According to a team of Penn State researchers, a better understanding of how astrocytes function and can be emulated in the physics of hardware devices may result in artificial intelligence (AI) and machine learning that autonomously self-repairs and consumes far less energy than current technologies.
Astrocytes are named after their star shape and are a type of glial cell, which are support cells for neurons in the brain. They are essential for brain functions such as memory, learning, self-repair, and synchronization.
“This project arose from recent computational neuroscience observations, as there has been a lot of effort and understanding of how the brain works, and people are trying to revise the model of simplistic neuron-synapse connections,” said Abhronil Sengupta, assistant professor of electrical engineering and computer science. “It turns out that there is a third component in the brain, the astrocytes, which constitute a significant portion of the cells in the brain, but its role in machine learning and neuroscience has been underappreciated.”
Simultaneously, the AI and machine learning fields are exploding. According to the analytics firm Burning Glass Technologies, demand for AI and machine learning skills is expected to grow at a compound annual growth rate of 71% by 2025. However, as the use of AI and machine learning grows, there is a problem: they consume a lot of energy.
This project arose from recent computational neuroscience observations, as there has been a lot of effort and understanding of how the brain works, and people are trying to revise the model of simplistic neuron-synapse connections.Abhronil Sengupta
“An often-underestimated issue of AI and machine learning is the amount of power consumed by these systems,” Sengupta said. “For example, a few years ago, IBM attempted to simulate a cat’s brain activity and ended up consuming a few megawatts of power. And if we just extended this number to simulate human brain activity on the best supercomputer available today, the power consumption would be even higher than megawatts.”
All of this power consumption is due to the complex dance of switches, semiconductors, and other mechanical and electrical processes that occur in computer processing, which greatly increases when the processes are as complex as those required by AI and machine learning. Neuromorphic computing, which simulates brain functions, is one possible solution. Researchers are interested in neuromorphic computing because the human brain has evolved to use much less energy for its processes than a computer, so mimicking those functions would make AI and machine learning more energy-efficient.
Another brain function with neuromorphic computing potential is the brain’s ability to self-repair damaged neurons and synapses.

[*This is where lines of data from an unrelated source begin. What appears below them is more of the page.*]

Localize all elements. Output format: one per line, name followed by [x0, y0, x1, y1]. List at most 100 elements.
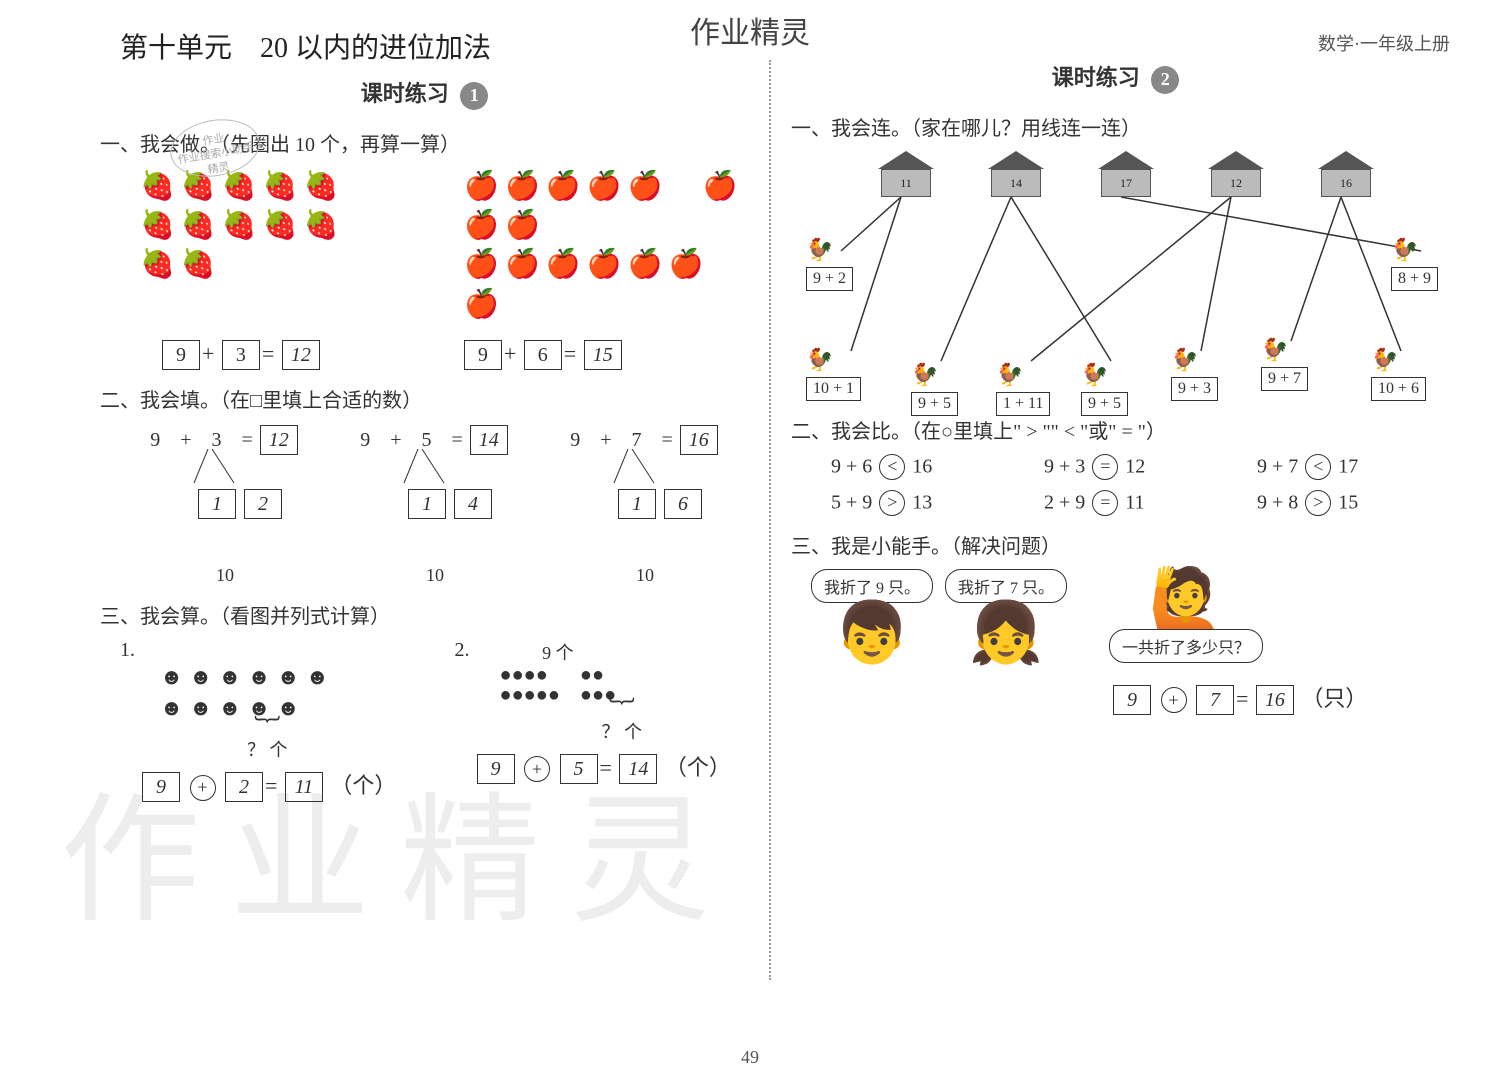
- bird-icon: 🐓: [806, 347, 833, 372]
- expression-node: 🐓9 + 5: [911, 366, 958, 416]
- split-boxes: 12: [170, 489, 310, 519]
- practice-number-badge: 1: [460, 82, 488, 110]
- bird-icon: 🐓: [1171, 347, 1198, 372]
- faces-row: ☻☻☻☻☻: [160, 693, 415, 724]
- decomposition-item: 9 + 7 = 161610: [560, 423, 730, 586]
- unit-label: （个）: [330, 773, 396, 798]
- comparator-circle: >: [1305, 490, 1331, 516]
- expression-box: 9 + 3: [1171, 377, 1218, 401]
- match-line: [1291, 197, 1341, 341]
- brace-icon: ︸: [495, 705, 750, 718]
- speech-bubble: 一共折了多少只？: [1109, 629, 1263, 663]
- expression-node: 🐓9 + 2: [806, 241, 853, 291]
- split-box: 1: [408, 489, 446, 519]
- match-line: [941, 197, 1011, 361]
- expression-box: 8 + 9: [1391, 267, 1438, 291]
- house-number: 16: [1321, 169, 1371, 197]
- matching-diagram: 1114171216🐓9 + 2🐓8 + 9🐓10 + 1🐓9 + 5🐓1 + …: [791, 151, 1440, 401]
- strawberry-row: 🍓🍓🍓🍓🍓🍓🍓: [140, 206, 364, 284]
- operand-box: 9: [1113, 685, 1151, 715]
- right-val: 17: [1338, 455, 1358, 477]
- expression-box: 1 + 11: [996, 392, 1050, 416]
- expression-box: 9 + 7: [1261, 367, 1308, 391]
- question-1-title: 一、我会连。（家在哪儿？用线连一连）: [791, 112, 1440, 141]
- unit-title: 第十单元 20 以内的进位加法: [120, 26, 749, 66]
- practice-heading: 课时练习 1: [100, 76, 749, 110]
- speech-bubble: 我折了 7 只。: [945, 569, 1067, 603]
- house: 17: [1091, 151, 1161, 197]
- right-val: 12: [1125, 455, 1145, 477]
- bird-icon: 🐓: [1391, 237, 1418, 262]
- expression-node: 🐓9 + 7: [1261, 341, 1308, 391]
- strawberry-row: 🍓🍓🍓🍓🍓: [140, 167, 364, 206]
- unit-label: （个）: [665, 755, 731, 780]
- comparator-circle: =: [1092, 490, 1118, 516]
- match-line: [1121, 197, 1421, 251]
- brace-label: ？ 个: [495, 718, 750, 744]
- split-lines: [190, 449, 310, 491]
- equation: 9+ 3= 12: [160, 340, 322, 370]
- ten-label: 10: [140, 565, 310, 586]
- right-val: 11: [1125, 491, 1144, 513]
- house: 16: [1311, 151, 1381, 197]
- house-number: 12: [1211, 169, 1261, 197]
- left-expr: 5 + 9: [831, 491, 872, 513]
- decomposition-item: 9 + 3 = 121210: [140, 423, 310, 586]
- practice-heading: 课时练习 2: [791, 60, 1440, 94]
- expression-box: 10 + 1: [806, 377, 861, 401]
- operand-box: 9: [162, 340, 200, 370]
- left-expr: 9 + 3: [1044, 455, 1085, 477]
- match-line: [1201, 197, 1231, 351]
- page-number: 49: [741, 1047, 759, 1068]
- bird-icon: 🐓: [1261, 337, 1288, 362]
- expression-box: 9 + 5: [1081, 392, 1128, 416]
- comparison-item: 9 + 7 < 17: [1257, 454, 1440, 480]
- bird-icon: 🐓: [911, 362, 938, 387]
- operator-circle: +: [1161, 687, 1187, 713]
- right-val: 15: [1338, 491, 1358, 513]
- expression-node: 🐓1 + 11: [996, 366, 1050, 416]
- right-page: 课时练习 2 一、我会连。（家在哪儿？用线连一连） 1114171216🐓9 +…: [771, 20, 1460, 1060]
- question-3-title: 三、我是小能手。（解决问题）: [791, 530, 1440, 559]
- house: 11: [871, 151, 941, 197]
- split-box: 4: [454, 489, 492, 519]
- split-box: 1: [618, 489, 656, 519]
- operand-box: 9: [464, 340, 502, 370]
- apple-row: 🍎🍎🍎🍎🍎 🍎🍎🍎: [464, 167, 749, 245]
- child-icon: 👧: [945, 603, 1067, 663]
- ten-label: 10: [350, 565, 520, 586]
- operand-box: 6: [524, 340, 562, 370]
- answer-equation: 9 + 2= 11 （个）: [140, 768, 415, 802]
- operand-box: 9: [477, 754, 515, 784]
- answer-box: 15: [584, 340, 622, 370]
- child-icon: 👦: [811, 603, 933, 663]
- expression-box: 9 + 5: [911, 392, 958, 416]
- problem-1: 1. ☻☻☻☻☻☻ ☻☻☻☻☻ ︸ ？ 个 9 + 2= 11 （个）: [120, 639, 415, 803]
- operand-box: 9: [142, 772, 180, 802]
- ten-label: 10: [560, 565, 730, 586]
- house: 14: [981, 151, 1051, 197]
- q3-problems: 1. ☻☻☻☻☻☻ ☻☻☻☻☻ ︸ ？ 个 9 + 2= 11 （个） 2. 9…: [120, 639, 749, 803]
- comparison-item: 9 + 6 < 16: [831, 454, 1014, 480]
- answer-box: 12: [282, 340, 320, 370]
- operand-box: 5: [560, 754, 598, 784]
- split-boxes: 16: [590, 489, 730, 519]
- faces-row: ☻☻☻☻☻☻: [160, 662, 415, 693]
- comparator-circle: <: [1305, 454, 1331, 480]
- left-expr: 9 + 6: [831, 455, 872, 477]
- left-expr: 9 + 7: [1257, 455, 1298, 477]
- question-3-title: 三、我会算。（看图并列式计算）: [100, 600, 749, 629]
- expression-box: 10 + 6: [1371, 377, 1426, 401]
- q2-decompositions: 9 + 3 = 1212109 + 5 = 1414109 + 7 = 1616…: [140, 423, 749, 586]
- answer-box: 11: [285, 772, 323, 802]
- house-number: 14: [991, 169, 1041, 197]
- house-number: 17: [1101, 169, 1151, 197]
- decomposition-item: 9 + 5 = 141410: [350, 423, 520, 586]
- bird-icon: 🐓: [996, 362, 1023, 387]
- question-2-title: 二、我会比。（在○里填上" > "" < "或" = "）: [791, 415, 1440, 444]
- expression-node: 🐓9 + 3: [1171, 351, 1218, 401]
- dots-group: ●●●● ●●●●●: [500, 665, 560, 705]
- comparator-circle: <: [879, 454, 905, 480]
- comparison-item: 2 + 9 = 11: [1044, 490, 1227, 516]
- q1-equations: 9+ 3= 12 9+ 6= 15: [160, 340, 749, 370]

“Astrocytes play a critical role in self-repair of the brain,” Sengupta explained. “When we try to create these new device structures, we try to create a prototype artificial neuromorphic hardware, which is characterized by a large number of hardware-level flaws. So, based on how astrocyte glial cells cause self-repair in the brain, we may be able to draw insights from computational neuroscience and apply those concepts to possibly cause self-repair of neuromorphic hardware to repair these faults.”
Sengupta’s lab primarily focuses on spintronic devices, which are types of electronics that process information by spinning electrons. The researchers investigate the magnetic structures of the devices as well as how to make them neuromorphic by simulating various neural synaptic functions of the brain in the intrinsic physics of the devices.
This study was part of a larger study published in the journal Frontiers in Neuroscience in January. That investigation led to the study that was recently published in the same journal. “When we started working on self-repair aspects in the previous study, we realized that astrocytes also contribute to temporal information binding,” Sengupta explained.
Temporal information binding is the process by which the brain makes sense of relationships between separate events occurring at different times, as well as making sense of these events as a sequence, which is an important function of AI and machine learning.
“It turns out that the magnetic structures we were working with in the previous study can be synchronized together through various coupling mechanisms, and we wanted to explore how these synchronized magnetic devices can mimic astrocyte-induced phase coupling, going beyond prior work on solely neuro-synaptic devices,” Sengupta explained. “We want the devices’ intrinsic physics to mimic the astrocyte phase coupling that you have in the brain.”
To better understand how this could be accomplished, the researchers created neuroscience models, including astrocyte models, to determine which aspects of astrocyte functions would be most relevant to their research. They also created theoretical models of possible spintronic devices.
“We needed to understand the device physics, which required a lot of theoretical modeling of the devices,” Sengupta explained. “After that, we looked into how we could develop an end-to-end, cross-disciplinary modeling framework that included everything from neuroscience models to algorithms to device physics.”
Developing such energy-efficient and fault-tolerant “astromorphic computing” could pave the way for more sophisticated AI and machine learning work to be performed on power-constrained devices like smartphones.
“AI and machine learning are revolutionizing the world around us every day,” Sengupta said. “You can see it from your smartphones recognizing pictures of your friends and family to machine learning’s huge impact on medical diagnosis for various types of diseases.” “At the same time, research into astrocytes and the types of self-repair and synchronization functions they can enable in neuromorphic computing is still in its early stages. These types of components have a lot of potential applications.”